新規制基準(地震・津波)の不思議・問題点

 ところが、地震・津波に関する新規制基準には、いくつか大きな問題があります。一つは、破砕帯ともいいますが、断層変位の問題です。「将来動く可能性があるから、重要施設の下に断層等があってはいけない」ということで、敦賀や東通、北陸電力の志賀原子力発電所では、従来、誰も活断層だと考えていなかったものが活断層と認定され、新聞ではいつも廃炉という言葉が出てきて大きな問題になっています。

 また、地震動を過大に想定するようなしくみがたくさん作られています。「残余のリスク」というのは、想定外のことが起きるからそれに備えなさい、ということです。これは昔からある概念で、「いかに厳しい基準を作って大きな噴火や地震に耐えるようにしても、それを超えることが起こる可能性はある。だからこそ、それをきちんと評価して、安全に役立てなさい」と言いながら、そのために必要とされる確率論的な地震災害の評価をまったく行っていません。その結果、地震に関しては「SSG-9」というのがありますが、それと著しく乖離する規制基準になっています。

 ここ3年ぐらいの間、社会を賑わせていたのは、「将来活動する断層等が原子炉の下で見つかったから、廃炉にしなければいけない」というトピックですが、我々は地下を直接見ることはできないし、さまざまな物理探査や地震波を使って調べても地質現象はなかなかわからない。わからないものについて、黒か白か決めなさいということです。原子力規制委員会の判断は「真っ白以外は全部黒、だから灰色は黒だ」ということで進んできました。

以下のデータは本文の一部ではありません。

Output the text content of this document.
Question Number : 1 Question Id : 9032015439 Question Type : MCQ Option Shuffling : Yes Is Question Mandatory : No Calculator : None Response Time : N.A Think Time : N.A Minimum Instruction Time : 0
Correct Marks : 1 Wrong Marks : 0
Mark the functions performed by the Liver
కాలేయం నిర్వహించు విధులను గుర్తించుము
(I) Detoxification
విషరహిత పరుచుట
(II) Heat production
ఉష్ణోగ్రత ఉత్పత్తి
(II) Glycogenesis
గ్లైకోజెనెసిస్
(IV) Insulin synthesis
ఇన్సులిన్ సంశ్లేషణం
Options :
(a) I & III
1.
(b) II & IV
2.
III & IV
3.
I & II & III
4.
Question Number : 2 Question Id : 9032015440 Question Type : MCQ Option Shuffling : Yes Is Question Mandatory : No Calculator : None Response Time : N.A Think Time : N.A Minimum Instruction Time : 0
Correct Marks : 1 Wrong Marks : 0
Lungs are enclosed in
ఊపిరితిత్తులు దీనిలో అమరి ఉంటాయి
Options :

電用軽水型原子炉施設の地震津波に関わる規制基準骨子案 平成23年6月

 さらに問題なのは、強い地震動が原子力発電所を襲うというのは、過去10年ぐらいでも日本で3、4回です。能登、女川、柏崎そしてマグニチュード9の東北と、10年間に4回起きていますが、それによって断層が動くという現象は、後にも先にも世界中の原子炉のどこでも起きていません。ですから地震動を十分検討したあとに、随伴する現象として断層変位を考えるべきなのに、ご覧のように新しい規制基準には、「1-1-1」の1行目にあります。とんでもないことです。これは、活断層を道具にして原子炉を止めようという研究者の意図が反映された結果です。その結果、破砕帯あるいは断層変位にかかわる議論としては、ある研究者が執拗に主張したにも関わらず規制委員会が存在を否定した。おそらく、もんじゅ、美浜も「活断層がない」となっています。一方で、敦賀、志賀、東通は「活断層が存在する」という評価が出てしまいました。

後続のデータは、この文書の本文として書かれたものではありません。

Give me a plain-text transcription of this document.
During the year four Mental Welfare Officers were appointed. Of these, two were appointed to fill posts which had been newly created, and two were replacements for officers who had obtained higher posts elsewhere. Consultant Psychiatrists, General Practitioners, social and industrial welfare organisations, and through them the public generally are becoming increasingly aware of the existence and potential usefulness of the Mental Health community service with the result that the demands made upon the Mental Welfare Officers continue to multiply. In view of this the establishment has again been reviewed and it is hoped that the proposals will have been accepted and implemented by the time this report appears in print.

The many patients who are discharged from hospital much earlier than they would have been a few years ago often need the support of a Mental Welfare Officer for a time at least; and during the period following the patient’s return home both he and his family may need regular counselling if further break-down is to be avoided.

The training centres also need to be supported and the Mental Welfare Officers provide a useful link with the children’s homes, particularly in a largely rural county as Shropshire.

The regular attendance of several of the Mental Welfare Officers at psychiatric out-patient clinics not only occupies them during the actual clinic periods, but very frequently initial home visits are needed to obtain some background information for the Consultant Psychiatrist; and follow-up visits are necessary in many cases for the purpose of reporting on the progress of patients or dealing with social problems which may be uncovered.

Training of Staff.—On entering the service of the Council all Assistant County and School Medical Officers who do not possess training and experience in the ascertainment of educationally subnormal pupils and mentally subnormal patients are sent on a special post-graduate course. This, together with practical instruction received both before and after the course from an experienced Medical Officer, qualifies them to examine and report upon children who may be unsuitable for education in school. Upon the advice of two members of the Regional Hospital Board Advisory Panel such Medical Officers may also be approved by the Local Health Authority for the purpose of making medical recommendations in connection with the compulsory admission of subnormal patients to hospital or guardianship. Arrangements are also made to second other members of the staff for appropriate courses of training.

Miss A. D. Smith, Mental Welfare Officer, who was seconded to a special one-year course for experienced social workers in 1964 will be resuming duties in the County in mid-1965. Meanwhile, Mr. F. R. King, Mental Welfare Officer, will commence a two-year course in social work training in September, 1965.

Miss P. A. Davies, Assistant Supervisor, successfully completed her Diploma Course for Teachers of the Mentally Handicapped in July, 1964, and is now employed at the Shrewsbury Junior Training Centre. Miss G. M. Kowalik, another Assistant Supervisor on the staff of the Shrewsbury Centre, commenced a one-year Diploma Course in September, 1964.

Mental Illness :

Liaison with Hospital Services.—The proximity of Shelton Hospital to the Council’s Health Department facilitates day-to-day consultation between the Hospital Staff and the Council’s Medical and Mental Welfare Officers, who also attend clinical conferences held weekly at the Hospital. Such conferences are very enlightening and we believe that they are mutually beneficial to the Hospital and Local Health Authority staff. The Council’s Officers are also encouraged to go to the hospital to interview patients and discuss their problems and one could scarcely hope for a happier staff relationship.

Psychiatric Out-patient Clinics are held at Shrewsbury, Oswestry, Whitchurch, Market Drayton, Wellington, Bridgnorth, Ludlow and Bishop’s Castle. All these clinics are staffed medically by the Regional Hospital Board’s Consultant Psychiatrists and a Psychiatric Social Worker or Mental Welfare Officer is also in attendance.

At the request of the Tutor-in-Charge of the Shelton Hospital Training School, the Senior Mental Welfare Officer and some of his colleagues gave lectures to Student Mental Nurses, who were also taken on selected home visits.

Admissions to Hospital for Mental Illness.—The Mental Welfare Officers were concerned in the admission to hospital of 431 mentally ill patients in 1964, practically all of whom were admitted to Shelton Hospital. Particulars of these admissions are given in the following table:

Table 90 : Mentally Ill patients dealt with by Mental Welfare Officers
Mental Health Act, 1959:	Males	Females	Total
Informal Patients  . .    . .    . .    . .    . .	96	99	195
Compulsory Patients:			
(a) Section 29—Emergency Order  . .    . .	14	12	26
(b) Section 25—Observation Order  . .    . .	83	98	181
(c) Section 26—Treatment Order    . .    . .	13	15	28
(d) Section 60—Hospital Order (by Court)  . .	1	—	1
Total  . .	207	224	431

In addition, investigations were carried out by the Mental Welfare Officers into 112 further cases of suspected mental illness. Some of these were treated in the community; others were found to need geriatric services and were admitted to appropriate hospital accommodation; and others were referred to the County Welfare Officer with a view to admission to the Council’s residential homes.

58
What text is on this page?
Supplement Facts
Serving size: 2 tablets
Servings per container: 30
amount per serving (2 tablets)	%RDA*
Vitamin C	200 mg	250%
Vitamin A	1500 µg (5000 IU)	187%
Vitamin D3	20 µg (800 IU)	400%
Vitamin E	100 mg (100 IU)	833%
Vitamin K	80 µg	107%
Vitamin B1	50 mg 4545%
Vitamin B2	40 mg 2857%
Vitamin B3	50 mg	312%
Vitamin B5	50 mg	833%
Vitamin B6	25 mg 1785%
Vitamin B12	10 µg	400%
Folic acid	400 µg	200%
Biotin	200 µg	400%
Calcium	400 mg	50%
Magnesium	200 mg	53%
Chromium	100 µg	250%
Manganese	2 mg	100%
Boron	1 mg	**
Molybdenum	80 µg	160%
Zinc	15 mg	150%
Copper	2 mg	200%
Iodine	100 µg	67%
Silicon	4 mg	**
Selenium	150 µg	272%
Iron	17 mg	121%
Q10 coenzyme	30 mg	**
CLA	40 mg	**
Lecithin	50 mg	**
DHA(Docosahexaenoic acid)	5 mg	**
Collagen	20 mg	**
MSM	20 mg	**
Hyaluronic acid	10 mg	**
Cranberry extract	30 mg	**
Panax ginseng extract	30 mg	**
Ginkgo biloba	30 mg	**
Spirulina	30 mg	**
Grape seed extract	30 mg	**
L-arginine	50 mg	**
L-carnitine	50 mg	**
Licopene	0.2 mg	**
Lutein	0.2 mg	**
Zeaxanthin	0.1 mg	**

 可能性を推定して安全側の判断をするというのは、科学的な根拠がなくてもできます。例えば、誰かがあなたの顔を見て「おそらくガンですね」と言ったとする。可能性はあります。科学的な根拠は何も必要ない。もちろん可能性を否定することもできない。「だったら、あなたはガンです」と言われたらどうですか? こんなバカな話はありませんが、そういう議論が行われています。

 事業者がいくら調査をして、活断層がないことを示そうとしても「可能性は否定できないでしょう」ということで、安全側の判断で活断層が決めつけられています。どうなったかというと、敦賀も志賀も東通も、有識者の判断は法的な拘束力がないから、適合性の審査を申請するといって議論がこれからも続くことになります。一体、有識者による3年間の議論は何だったのでしょうか。幸い、泊発電所はこの問題をクリアしています。

 断層変位、破砕帯の問題をクリアすると、今度は、新規制基準適合性審査で地震動をどう予測するかという手続きに入ります。敷地ごとに震源を特定する、要するに活断層からの地震と震源を特定せずに策定するということです。「これはやや小さな地震だから地表に活断層がないが、ときどきマグニチュード7ぐらいの規模の地震が起きるのでこれも準備をしなさい」と。そこからそれぞれの地震の揺れを検討し、最終的に基準地震動といって、ある施設で原子炉を置いている岩盤の上でどのくらい揺れるかという想定をすることになります。